Pour le président Sall qui procédait à l’ouverture de la 12ème édition Biennale de l'art africain contemporain, «la culture et l’art sont aussi facteurs de cohésion et de lien social, dans la mesure où, ils tissent la trame de fond d’une identité sans cesse renouvelée, à condition qu'elle accepte et assume la dialectique de l'ancrage et de l'ouverture. Une tapisserie des Manufactures sénégalaises des Arts décoratifs, « Le Grand Magal de Touba », du grand maître Papa Ibra Tall, trône majestueusement au siège de l’Organisation des Nations unies»
 
«Ce chef d’œuvre », a-t-il poursuivi, «identifie le Sénégal autant, voire mieux, que toutes les informations scientifiques, les dépliants touristiques, voire le travail au demeurant excellent de générations de diplomates chevronnés. C’est dire la place privilégiée de l’œuvre d’art dans la conscience collective et sa puissance évocatrice».  Et selon lui, «la création de la Biennale, dont nous inaugurons aujourd’hui la 12ème édition, s’inscrit dans cette tradition d’élévation de la culture et des créateurs qui remonte au Président poète Léopold Sédar Senghor».
 
Et d’ajouter: «cet événement voulu par les artistes des arts visuels, a toujours bénéficié du concours de l’Etat du Sénégal, qui a encore consenti un effort budgétaire pour l’édition 2016». Avant de «rappeler quelques mesures et initiatives phares que l’Etat a prises pour faire de la culture un facteur de développement» à savoir «la dotation d’un milliard de francs CFA du Fonds de Promotion de l’Industrie cinématographique et audiovisuel (FOPICA), pour encourager la production, la restructuration en cours des Nouvelles Editions africaines du Sénégal (NEAS), un patrimoine national et africain, la relance en 2016 du Grand Prix du Président de la République pour les Arts et les Lettres, la construction prochaine de l’Ecole nationale des Arts et Métiers de la Culture sur le site du pôle urbain de Diamniadio, la décision de mise en place d’un fonds de développement des Cultures urbaines, avec une dotation initiale de 300 millions de francs CFA.  La création de la Sénégalaise du droit d’auteur et des droits voisins (SODAV), avec à terme, et comme conséquence, une hausse substantielle des revenus des artistes et des autres ayant-droits,… ».

«Toutes ces mesures témoignent de mon engagement à donner aux artistes la véritable place qui leur revient dans le processus de développement du pays.

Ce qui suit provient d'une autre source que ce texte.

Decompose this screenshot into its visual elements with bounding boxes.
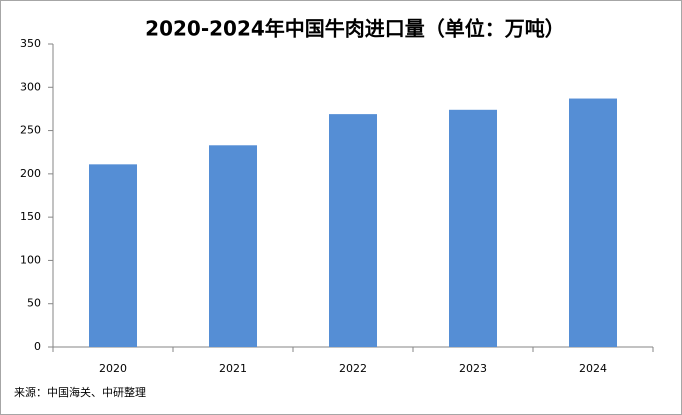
- chart-title: 2020-2024年中国牛肉进口量（单位：万吨）: [145, 17, 565, 41]
- x-tick-label: 2022: [339, 362, 367, 375]
- y-tick-label: 250: [20, 124, 41, 137]
- x-tick-label: 2020: [99, 362, 127, 375]
- y-tick-label: 150: [20, 210, 41, 223]
- x-tick-label: 2021: [219, 362, 247, 375]
- x-tick-label: 2023: [459, 362, 487, 375]
- y-tick-label: 100: [20, 253, 41, 266]
- y-tick-label: 350: [20, 37, 41, 50]
- y-tick-label: 50: [27, 297, 41, 310]
- x-tick-label: 2024: [579, 362, 607, 375]
- y-tick-label: 0: [34, 340, 41, 353]
- source-note: 来源：中国海关、中研整理: [14, 385, 146, 399]
- bar: [209, 145, 257, 347]
- bar: [329, 114, 377, 347]
- bar: [89, 164, 137, 347]
- bar: [569, 98, 617, 347]
- bar: [449, 109, 497, 348]
- y-tick-label: 200: [20, 167, 41, 180]
- y-tick-label: 300: [20, 80, 41, 93]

La promotion et la valorisation de notre patrimoine artistique, riche de biens culturels et de talents inestimables, est un des leviers stratégiques de la politique d’émergence. C’est la raison pour laquelle, je rends un hommage appuyé aux hommes et aux femmes de culture qui, avec compétence et professionnalisme,  participent  à la réalisation de cette ambition… », a déclaré le Chef de l’Etat pour qui : «Il nous faut sans cesse sur le métier revenir » et «en ce sens, il est indispensable d’introduire les meilleures innovations en matière de management et d’organisation pour renforcer la dimension professionnelle de la Biennale » en interrogeant «sans concession, nos pratiques habituelles, prendre la mesure des ruptures nécessaires, les mener avec rigueur, mais dans le dialogue et la concertation ».

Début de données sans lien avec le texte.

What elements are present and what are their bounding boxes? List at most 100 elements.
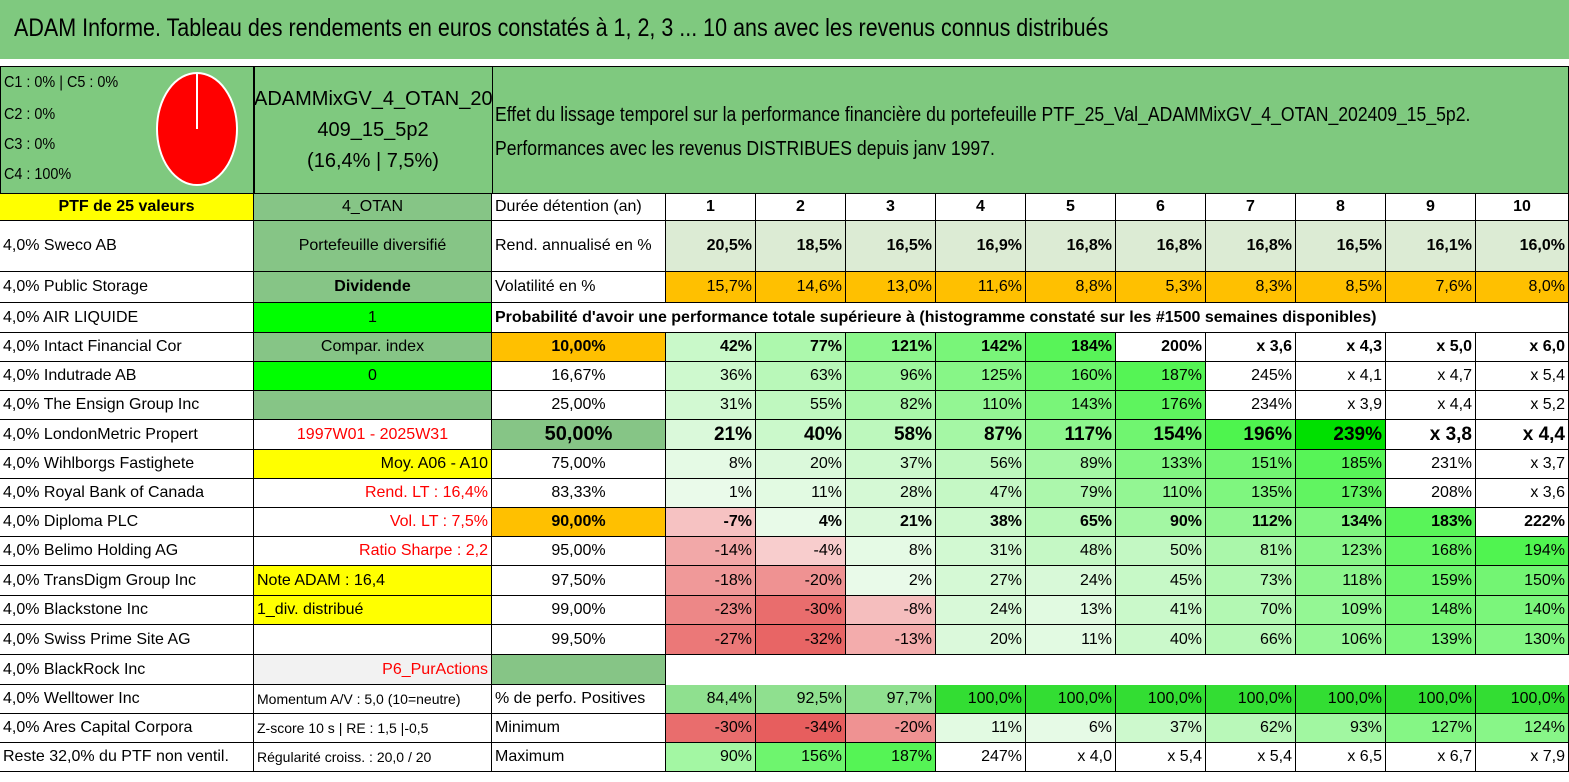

«En insistant sur ces aspects, je voudrais comme semble le suggérer le thème de la Biennale, « La Cité dans un jour bleu », vous inviter à une méditation positive et constructive sur l’avenir de ce grand événement, afin qu’il continue, par le biais de ses créateurs, à ré-enchanter notre monde si troublé. L'art n'est pas seulement la transpiration du monde et la souffrance en rythme. L'art est un vecteur d'espoir à la fois fort et tendre », a-t-il préconisé.